Sectional drawing which shows the semiconductor device of this invention. The figure which shows the back surface of the semiconductor device of this invention. Sectional drawing which shows the semiconductor device of this invention. Sectional drawing which shows the semiconductor device of this invention. Sectional drawing which shows the conventional semiconductor device. Sectional drawing of a general transistor. Sectional drawing which mounted the conventional semiconductor device on the wiring board. The top view of the conventional semiconductor device. The top view of the conventional semiconductor device. The figure which shows the conventional semiconductor device. The figure which shows the conventional semiconductor device.

Explanation of symbols

60: Semiconductor substrate 61: Active element formation region 65: Wiring substrate 67: Wiring pattern

Claims (1)

A conductive silicon substrate; an insulating layer provided on a surface of the silicon substrate; a contact hole provided in the insulating layer; and the contact hole provided on the silicon substrate having the insulating layer.
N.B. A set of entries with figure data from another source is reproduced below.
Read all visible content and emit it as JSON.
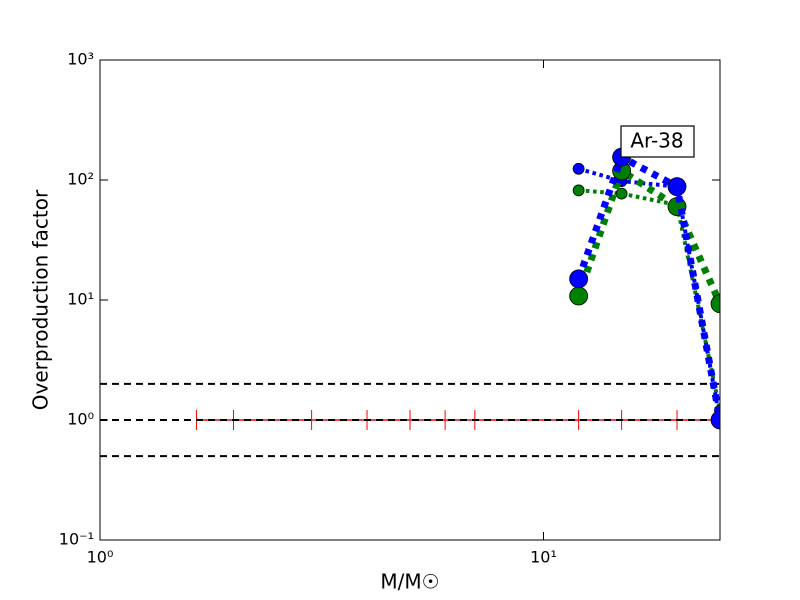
{
  "chart_data": {
    "type": "line",
    "xlabel": "M/M☉",
    "ylabel": "Overproduction factor",
    "annotation": "Ar-38",
    "xscale": "log",
    "yscale": "log",
    "xlim": [
      1,
      25
    ],
    "ylim": [
      0.1,
      1000
    ],
    "xticks": [
      {
        "value": 1,
        "label": "10⁰"
      },
      {
        "value": 10,
        "label": "10¹"
      }
    ],
    "yticks": [
      {
        "value": 0.1,
        "label": "10⁻¹"
      },
      {
        "value": 1,
        "label": "10⁰"
      },
      {
        "value": 10,
        "label": "10¹"
      },
      {
        "value": 100,
        "label": "10²"
      },
      {
        "value": 1000,
        "label": "10³"
      }
    ],
    "hlines": [
      2,
      1,
      0.5
    ],
    "hline_color": "#000000",
    "series": [
      {
        "color": "#ff0000",
        "marker": "tick",
        "x": [
          1.65,
          2,
          3,
          4,
          5,
          6,
          7,
          12,
          15,
          20,
          25
        ],
        "values": [
          1,
          1,
          1,
          1,
          1,
          1,
          1,
          1,
          1,
          1,
          1
        ]
      },
      {
        "color": "#008000",
        "marker": "small",
        "x": [
          12,
          15,
          20,
          25
        ],
        "values": [
          82,
          77,
          62,
          1.2
        ]
      },
      {
        "color": "#0000ff",
        "marker": "small",
        "x": [
          12,
          15,
          20,
          25
        ],
        "values": [
          124,
          98,
          88,
          1.0
        ]
      },
      {
        "color": "#008000",
        "marker": "large",
        "x": [
          12,
          15,
          20,
          25
        ],
        "values": [
          10.8,
          119,
          60,
          9.3
        ]
      },
      {
        "color": "#0000ff",
        "marker": "large",
        "x": [
          12,
          15,
          20,
          25
        ],
        "values": [
          15,
          155,
          88,
          1.0
        ]
      }
    ]
  }
}
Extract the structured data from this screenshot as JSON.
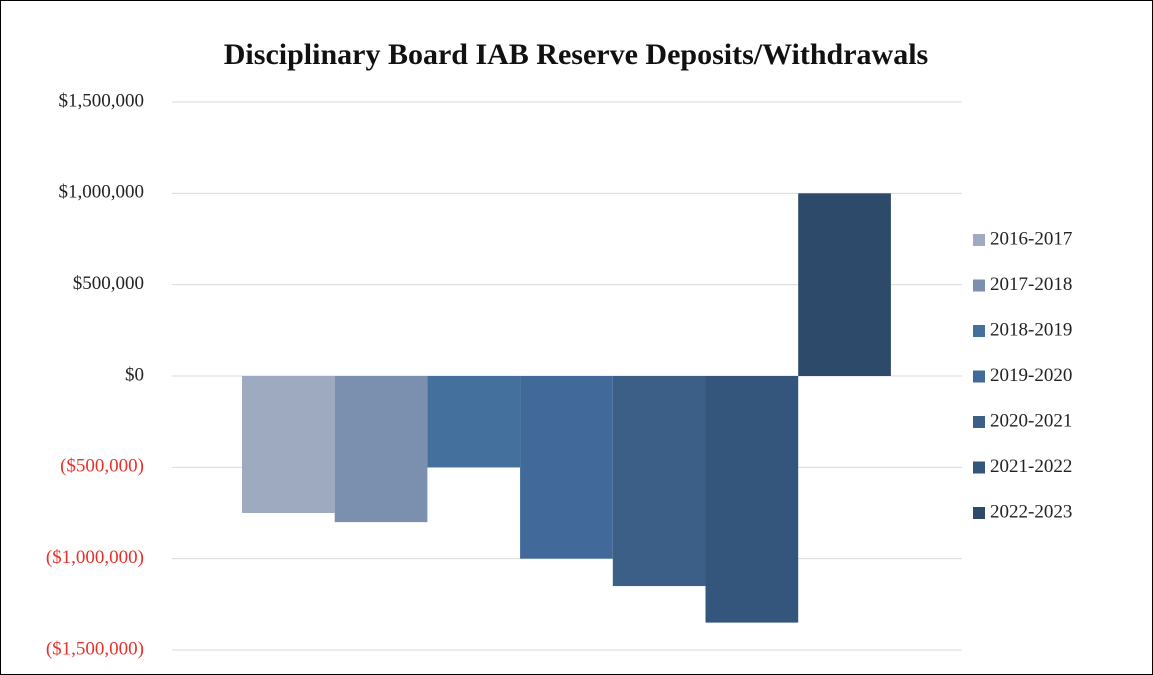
{
  "chart_data": {
    "type": "bar",
    "title": "Disciplinary Board IAB Reserve Deposits/Withdrawals",
    "series": [
      {
        "name": "2016-2017",
        "color": "#9daac0",
        "values": [
          -750000
        ]
      },
      {
        "name": "2017-2018",
        "color": "#7b8fae",
        "values": [
          -800000
        ]
      },
      {
        "name": "2018-2019",
        "color": "#44709e",
        "values": [
          -500000
        ]
      },
      {
        "name": "2019-2020",
        "color": "#41699a",
        "values": [
          -1000000
        ]
      },
      {
        "name": "2020-2021",
        "color": "#3c5f88",
        "values": [
          -1150000
        ]
      },
      {
        "name": "2021-2022",
        "color": "#34567c",
        "values": [
          -1350000
        ]
      },
      {
        "name": "2022-2023",
        "color": "#2e4a6a",
        "values": [
          1000000
        ]
      }
    ],
    "ylim": [
      -1500000,
      1500000
    ],
    "yticks": [
      {
        "value": 1500000,
        "label": "$1,500,000"
      },
      {
        "value": 1000000,
        "label": "$1,000,000"
      },
      {
        "value": 500000,
        "label": "$500,000"
      },
      {
        "value": 0,
        "label": "$0"
      },
      {
        "value": -500000,
        "label": "($500,000)"
      },
      {
        "value": -1000000,
        "label": "($1,000,000)"
      },
      {
        "value": -1500000,
        "label": "($1,500,000)"
      }
    ],
    "negative_tick_color": "#e8302a",
    "grid": true,
    "legend": "right"
  }
}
A substrate made of silicon having a wiring pattern electrically connected to the silicon substrate at one end, and a passivation film having an opening in which the other end of the wiring pattern is exposed and covering the silicon substrate; ,
Mounted on a substrate made of silicon, and having a semiconductor substrate made of silicon on which active elements are formed on the surface;
Electrically connecting the active element of the semiconductor substrate and the other end of the wiring pattern exposed from the opening; electrically connecting one end of the wiring pattern to the silicon substrate;
A semiconductor device characterized in that the substrate made of silicon is made of silicon constituting the semiconductor substrate, thereby suppressing generation of thermal stress and providing a shielding effect to the substrate made of silicon.